Contacts

Paolo Frasconi, DINFO, via di S. Marta 3, 50139 Firenze

email: (please do not use my address @unifi.it, it was forcibly moved to gmail by the central administration and it has all sorts of problems: messages may be replied with delay or not replied at all).

Office Hours

Tuesday, 10:45-12:45

Until further notice, it will be on Skype. Please with your Skype ID on the day before and I will reply with a tentative meeting time.

Learning Objectives

In this class you will learn about some fundamental statistical learning algorithms and a number of deep learning techniques. You will learn about the basics of computational learning theory, and will be able to design state-of-the-art solutions to application problems. Broad topics that are covered include: Generalized linear models, kernel methods, ensemble techniques and boosting, core deep learning methodologies, sequence learning and recurrent networks, relational learning.

Prerequisites

A good knowledge of a programming language (preferably Python), and a solid background in mathematics (calculus, linear algebra, and probability theory) are necessary prerequisites to this course. Previous knowledge of fundamental ideas in supervised learning, probabilistic graphical models, optimization and statistics would be very useful but not strictly necessary.

Assessment

9 credits:

There is a single oral final exam. You can choose the exam topic but you are strongly advised to discuss with me before you begin working on it. Typically, you will be assigned a set of papers to read and will be asked to reproduce some experimental results. You will be required to give a short (30 min) presentation during the exam. Please ensure that your presentation includes an introduction to the problem being addressed, a brief review of relevant literature, technical derivation of methods, and, if appropriate, a detailed description of experimental work. You are allowed to use multimedia tools to prepare your presentation. You are responsible for understanding all the relevant concepts, the underlying theory, and the necessary background that you will usually find in the textbooks.

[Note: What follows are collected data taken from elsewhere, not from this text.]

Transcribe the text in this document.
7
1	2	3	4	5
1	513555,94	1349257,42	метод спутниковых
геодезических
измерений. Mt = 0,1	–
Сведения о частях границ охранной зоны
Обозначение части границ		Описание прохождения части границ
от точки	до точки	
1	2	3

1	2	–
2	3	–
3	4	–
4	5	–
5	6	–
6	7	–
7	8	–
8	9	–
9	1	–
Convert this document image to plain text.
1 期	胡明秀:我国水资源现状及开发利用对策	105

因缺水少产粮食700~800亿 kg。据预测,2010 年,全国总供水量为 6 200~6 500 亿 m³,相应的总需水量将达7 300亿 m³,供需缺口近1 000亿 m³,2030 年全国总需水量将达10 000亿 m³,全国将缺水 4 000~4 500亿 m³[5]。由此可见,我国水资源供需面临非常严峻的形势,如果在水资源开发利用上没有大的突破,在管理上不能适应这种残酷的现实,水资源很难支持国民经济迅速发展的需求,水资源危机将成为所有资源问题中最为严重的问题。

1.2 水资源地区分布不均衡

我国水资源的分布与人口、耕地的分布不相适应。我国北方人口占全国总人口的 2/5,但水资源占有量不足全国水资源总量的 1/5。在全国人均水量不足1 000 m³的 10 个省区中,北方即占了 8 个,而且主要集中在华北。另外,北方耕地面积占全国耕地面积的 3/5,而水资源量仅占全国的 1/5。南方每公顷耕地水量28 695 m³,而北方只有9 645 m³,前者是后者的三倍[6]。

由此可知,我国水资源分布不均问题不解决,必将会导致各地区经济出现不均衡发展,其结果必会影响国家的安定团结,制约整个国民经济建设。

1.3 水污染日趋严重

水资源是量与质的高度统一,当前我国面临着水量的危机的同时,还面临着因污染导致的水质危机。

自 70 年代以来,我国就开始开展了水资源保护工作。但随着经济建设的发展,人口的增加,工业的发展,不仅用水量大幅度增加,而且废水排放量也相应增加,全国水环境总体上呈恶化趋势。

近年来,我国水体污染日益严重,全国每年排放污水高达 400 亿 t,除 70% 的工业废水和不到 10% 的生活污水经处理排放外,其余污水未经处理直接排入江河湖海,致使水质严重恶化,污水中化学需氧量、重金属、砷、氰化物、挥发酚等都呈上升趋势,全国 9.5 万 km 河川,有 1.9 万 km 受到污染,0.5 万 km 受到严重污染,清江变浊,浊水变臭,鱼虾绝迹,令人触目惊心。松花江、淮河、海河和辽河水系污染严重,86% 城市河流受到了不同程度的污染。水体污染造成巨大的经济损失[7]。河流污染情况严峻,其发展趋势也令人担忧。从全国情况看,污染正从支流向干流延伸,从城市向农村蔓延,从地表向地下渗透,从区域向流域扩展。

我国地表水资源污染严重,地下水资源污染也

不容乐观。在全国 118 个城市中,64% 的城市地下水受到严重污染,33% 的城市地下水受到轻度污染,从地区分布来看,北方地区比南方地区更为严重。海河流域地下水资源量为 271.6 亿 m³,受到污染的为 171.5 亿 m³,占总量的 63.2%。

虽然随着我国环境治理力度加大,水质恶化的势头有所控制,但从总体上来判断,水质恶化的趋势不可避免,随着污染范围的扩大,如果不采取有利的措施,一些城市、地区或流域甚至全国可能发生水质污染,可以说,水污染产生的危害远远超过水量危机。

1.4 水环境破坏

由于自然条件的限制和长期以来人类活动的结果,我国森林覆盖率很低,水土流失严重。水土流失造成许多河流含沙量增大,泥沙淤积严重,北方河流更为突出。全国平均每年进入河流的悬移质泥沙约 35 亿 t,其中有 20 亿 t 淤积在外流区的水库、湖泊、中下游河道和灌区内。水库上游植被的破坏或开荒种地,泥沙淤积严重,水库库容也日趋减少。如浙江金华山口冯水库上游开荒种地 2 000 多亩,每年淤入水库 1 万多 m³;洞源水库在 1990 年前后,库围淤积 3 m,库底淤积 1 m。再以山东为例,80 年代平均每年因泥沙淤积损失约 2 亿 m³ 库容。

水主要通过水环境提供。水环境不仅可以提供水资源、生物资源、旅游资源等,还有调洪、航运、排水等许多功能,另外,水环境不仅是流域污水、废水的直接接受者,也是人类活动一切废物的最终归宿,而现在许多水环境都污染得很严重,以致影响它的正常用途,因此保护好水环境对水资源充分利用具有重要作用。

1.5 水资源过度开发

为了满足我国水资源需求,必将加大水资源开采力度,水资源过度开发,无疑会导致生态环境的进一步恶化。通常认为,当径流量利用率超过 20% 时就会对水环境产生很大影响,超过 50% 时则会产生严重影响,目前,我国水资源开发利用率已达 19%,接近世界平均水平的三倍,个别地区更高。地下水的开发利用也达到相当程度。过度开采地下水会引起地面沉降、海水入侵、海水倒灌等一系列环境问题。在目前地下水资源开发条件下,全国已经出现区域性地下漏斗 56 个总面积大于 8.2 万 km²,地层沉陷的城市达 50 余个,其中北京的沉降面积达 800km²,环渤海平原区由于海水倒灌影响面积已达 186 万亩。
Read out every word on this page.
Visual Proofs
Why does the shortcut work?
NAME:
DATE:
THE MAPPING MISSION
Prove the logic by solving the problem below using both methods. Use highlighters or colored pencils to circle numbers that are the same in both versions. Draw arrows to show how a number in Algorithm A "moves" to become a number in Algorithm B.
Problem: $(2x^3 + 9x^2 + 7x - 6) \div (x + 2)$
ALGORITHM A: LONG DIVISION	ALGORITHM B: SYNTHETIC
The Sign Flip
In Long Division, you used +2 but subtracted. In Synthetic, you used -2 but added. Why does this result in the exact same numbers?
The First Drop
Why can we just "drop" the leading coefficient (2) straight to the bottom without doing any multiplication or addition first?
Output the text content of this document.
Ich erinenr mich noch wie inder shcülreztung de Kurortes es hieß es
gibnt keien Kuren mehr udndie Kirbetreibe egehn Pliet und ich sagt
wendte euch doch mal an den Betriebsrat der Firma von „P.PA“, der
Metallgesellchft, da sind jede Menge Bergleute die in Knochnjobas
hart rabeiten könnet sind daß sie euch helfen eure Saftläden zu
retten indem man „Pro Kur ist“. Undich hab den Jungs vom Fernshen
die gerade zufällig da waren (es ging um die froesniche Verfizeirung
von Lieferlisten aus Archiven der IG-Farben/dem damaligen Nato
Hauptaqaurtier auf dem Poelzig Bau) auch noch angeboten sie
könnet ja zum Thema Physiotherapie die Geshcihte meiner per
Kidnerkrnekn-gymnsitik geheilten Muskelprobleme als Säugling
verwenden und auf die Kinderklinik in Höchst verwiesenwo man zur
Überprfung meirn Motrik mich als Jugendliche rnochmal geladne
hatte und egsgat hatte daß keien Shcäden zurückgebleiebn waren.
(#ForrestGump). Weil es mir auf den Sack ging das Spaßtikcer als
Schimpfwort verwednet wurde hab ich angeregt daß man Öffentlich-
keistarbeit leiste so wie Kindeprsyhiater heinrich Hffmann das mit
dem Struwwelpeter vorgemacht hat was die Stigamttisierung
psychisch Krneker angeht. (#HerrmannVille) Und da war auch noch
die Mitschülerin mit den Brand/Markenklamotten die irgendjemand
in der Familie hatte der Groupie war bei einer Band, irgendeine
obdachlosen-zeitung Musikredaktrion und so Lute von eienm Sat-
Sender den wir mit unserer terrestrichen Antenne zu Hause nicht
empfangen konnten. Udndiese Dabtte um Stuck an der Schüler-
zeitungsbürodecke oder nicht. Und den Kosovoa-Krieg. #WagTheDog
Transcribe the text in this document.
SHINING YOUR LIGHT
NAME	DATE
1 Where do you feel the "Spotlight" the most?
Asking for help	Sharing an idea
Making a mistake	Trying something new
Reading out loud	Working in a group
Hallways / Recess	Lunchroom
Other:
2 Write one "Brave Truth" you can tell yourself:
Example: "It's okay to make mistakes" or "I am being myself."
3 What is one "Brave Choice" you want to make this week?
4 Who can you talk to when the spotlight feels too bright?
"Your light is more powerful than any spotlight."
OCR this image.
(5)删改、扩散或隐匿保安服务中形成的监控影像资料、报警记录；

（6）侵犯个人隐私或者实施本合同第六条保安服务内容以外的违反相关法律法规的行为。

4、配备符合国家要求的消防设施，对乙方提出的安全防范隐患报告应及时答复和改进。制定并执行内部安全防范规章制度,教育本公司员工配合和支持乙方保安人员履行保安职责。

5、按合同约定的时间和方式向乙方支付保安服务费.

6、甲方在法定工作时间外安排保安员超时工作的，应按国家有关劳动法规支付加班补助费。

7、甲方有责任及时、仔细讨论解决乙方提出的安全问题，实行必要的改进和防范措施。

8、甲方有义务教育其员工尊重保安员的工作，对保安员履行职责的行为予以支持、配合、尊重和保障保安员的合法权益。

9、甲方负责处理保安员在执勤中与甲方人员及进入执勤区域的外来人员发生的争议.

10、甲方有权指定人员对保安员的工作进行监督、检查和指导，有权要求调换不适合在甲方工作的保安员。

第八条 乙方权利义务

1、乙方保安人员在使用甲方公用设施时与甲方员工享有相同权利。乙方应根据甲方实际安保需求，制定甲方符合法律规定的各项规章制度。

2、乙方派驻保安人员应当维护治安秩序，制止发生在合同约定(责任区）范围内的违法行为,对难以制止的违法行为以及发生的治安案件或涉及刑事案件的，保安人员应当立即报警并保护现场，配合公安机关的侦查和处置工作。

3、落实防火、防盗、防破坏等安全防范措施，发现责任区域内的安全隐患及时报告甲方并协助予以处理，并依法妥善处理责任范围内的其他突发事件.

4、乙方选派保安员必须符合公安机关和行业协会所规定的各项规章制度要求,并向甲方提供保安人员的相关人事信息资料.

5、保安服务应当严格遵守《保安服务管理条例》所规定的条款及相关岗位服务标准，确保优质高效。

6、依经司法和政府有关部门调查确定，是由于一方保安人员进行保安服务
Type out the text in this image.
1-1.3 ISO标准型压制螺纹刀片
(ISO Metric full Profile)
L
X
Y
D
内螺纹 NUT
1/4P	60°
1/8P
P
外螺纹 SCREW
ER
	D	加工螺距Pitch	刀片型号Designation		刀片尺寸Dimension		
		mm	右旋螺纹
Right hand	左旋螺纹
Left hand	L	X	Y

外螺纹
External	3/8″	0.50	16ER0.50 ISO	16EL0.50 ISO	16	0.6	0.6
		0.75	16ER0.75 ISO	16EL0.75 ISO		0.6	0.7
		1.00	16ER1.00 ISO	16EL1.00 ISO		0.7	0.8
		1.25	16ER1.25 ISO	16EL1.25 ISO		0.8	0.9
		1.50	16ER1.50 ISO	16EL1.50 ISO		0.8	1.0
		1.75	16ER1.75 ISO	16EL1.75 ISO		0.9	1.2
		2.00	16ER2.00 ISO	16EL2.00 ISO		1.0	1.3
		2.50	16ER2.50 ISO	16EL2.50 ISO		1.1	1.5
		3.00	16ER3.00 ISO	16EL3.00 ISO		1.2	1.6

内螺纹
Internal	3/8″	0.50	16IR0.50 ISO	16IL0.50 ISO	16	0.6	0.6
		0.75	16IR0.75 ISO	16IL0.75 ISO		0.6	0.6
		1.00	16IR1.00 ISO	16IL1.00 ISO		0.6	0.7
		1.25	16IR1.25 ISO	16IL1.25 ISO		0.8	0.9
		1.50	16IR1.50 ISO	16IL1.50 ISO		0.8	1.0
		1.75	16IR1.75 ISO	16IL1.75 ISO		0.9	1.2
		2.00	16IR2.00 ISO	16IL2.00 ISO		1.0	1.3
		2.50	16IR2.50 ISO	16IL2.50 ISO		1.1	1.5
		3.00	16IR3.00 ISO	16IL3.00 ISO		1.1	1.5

You can work in groups of two to carry out experimental works (three is an exceptional number that you must motivate clearly). If you do so, please ensure that personal contributions to the overall work are clearly identifiable.

6 credits:

Same as above except topics are limited to those covered in the first 2/3 of the course and you will not be asked to reimplement the methods or reproducing experimental results.

Schedule and reading materials

For videos please go to the Moodle-WebEx connector (UniFI credentials required).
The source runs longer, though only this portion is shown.